Tantos son los que lo han hecho que he perdido la cuenta, pero no son tantos los que lo
han hecho por una situación sobrevenida como este encuentro o como el hecho de ser el
único superviviente de una segunda camada de otros tres hijos; de ser el segundo de
esos tres, de ser el quinto de los seis, pero el único que de los tres segundos salió
adelante en su nacimiento.
Teniendo solo unos días de vida se encontró entre quienes administrativamente fueron
represaliados por la dictadura. Le quisieron poner un nombre que no era español y hubo
que castellanizarlo, solo lo supo cuando el ejército lo quiso incorporar a filas. Se libró,
por segunda vez el momento adecuado de su venida al mundo le permitió empotrarse en
el Baby boom que, de por sí ya había ofrecido suficientes candidatos para uniformar por
un tiempo sus vidas.
A partir de entonces empezó una de sus primeras aventuras en el mundo: recuperar su
nombre, el nombre por el que todo el mundo le conocía y del que fue despojado
preventivamente para mantener la pureza lingüística del Registro civil.
Curiosamente, su santo no se celebra otro día que no sea el domingo de Resurrección.

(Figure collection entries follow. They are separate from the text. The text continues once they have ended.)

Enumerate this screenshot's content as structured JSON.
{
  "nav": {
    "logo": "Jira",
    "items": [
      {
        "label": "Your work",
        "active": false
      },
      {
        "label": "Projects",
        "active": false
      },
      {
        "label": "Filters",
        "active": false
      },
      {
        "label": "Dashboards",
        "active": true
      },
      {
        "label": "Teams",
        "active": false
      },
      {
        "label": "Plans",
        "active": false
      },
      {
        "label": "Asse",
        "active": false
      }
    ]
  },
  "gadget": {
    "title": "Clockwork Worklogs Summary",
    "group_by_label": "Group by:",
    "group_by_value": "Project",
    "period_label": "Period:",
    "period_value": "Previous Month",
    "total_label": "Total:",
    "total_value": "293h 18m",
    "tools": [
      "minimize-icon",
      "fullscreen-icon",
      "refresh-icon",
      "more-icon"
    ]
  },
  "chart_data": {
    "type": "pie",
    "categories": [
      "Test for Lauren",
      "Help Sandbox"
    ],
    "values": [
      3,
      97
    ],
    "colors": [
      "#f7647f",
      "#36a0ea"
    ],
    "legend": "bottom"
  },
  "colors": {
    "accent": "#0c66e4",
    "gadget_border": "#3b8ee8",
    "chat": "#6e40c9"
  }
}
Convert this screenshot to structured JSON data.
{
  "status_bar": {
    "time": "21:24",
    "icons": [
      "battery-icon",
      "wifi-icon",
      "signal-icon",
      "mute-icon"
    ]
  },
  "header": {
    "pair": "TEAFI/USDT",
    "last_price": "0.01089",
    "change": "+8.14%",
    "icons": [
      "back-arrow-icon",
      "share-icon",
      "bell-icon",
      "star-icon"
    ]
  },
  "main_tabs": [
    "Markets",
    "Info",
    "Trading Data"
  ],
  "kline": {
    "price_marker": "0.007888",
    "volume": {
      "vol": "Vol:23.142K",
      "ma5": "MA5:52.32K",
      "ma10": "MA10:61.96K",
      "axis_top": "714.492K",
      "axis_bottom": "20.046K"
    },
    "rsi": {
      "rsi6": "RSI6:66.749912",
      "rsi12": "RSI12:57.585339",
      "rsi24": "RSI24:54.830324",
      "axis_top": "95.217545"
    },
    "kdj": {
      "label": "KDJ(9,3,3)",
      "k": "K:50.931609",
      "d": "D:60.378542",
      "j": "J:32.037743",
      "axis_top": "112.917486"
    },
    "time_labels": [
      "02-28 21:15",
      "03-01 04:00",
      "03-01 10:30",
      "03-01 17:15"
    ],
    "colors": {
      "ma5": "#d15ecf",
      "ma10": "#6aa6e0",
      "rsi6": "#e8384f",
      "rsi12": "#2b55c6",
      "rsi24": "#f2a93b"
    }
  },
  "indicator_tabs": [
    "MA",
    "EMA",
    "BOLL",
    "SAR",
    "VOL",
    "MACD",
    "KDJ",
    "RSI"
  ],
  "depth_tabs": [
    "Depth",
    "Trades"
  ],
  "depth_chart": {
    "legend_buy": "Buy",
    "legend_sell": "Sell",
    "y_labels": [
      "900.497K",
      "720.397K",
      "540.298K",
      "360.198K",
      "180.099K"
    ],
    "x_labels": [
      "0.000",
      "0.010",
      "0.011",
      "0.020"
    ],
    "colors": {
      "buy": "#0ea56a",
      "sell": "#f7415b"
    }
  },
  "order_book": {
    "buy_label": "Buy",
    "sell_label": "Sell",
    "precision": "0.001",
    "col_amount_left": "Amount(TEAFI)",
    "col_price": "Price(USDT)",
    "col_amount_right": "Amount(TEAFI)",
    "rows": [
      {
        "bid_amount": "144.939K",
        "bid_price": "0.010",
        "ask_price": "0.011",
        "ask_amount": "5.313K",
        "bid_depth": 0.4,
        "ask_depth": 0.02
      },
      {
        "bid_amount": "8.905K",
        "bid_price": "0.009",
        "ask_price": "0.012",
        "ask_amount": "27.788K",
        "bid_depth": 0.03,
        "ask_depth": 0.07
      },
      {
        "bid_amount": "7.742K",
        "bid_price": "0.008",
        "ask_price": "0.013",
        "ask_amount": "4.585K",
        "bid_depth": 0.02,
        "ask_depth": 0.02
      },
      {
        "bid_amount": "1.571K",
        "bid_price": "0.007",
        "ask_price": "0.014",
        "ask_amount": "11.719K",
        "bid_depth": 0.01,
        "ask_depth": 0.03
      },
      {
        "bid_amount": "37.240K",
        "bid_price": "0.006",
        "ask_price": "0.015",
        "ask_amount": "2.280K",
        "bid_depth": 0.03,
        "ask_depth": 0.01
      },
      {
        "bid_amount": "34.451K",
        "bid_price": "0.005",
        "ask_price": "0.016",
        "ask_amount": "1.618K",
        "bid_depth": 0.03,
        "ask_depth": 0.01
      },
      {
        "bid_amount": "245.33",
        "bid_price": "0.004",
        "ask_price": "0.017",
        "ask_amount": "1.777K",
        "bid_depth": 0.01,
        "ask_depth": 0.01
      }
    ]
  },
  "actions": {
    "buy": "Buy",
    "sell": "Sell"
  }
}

En el santoral no hay nadie cuyo nombre fuera propio de un francófono o anglófono.
Como ya dije, se apellida Rodríguez, como el Cónsul de Perpignan y su nombre es
René, con una “e”, de lo contrario no le habrían llamado para hacer el servicio militar y
tampoco habría podido ser mi invitado sino mi invitada en el camposanto.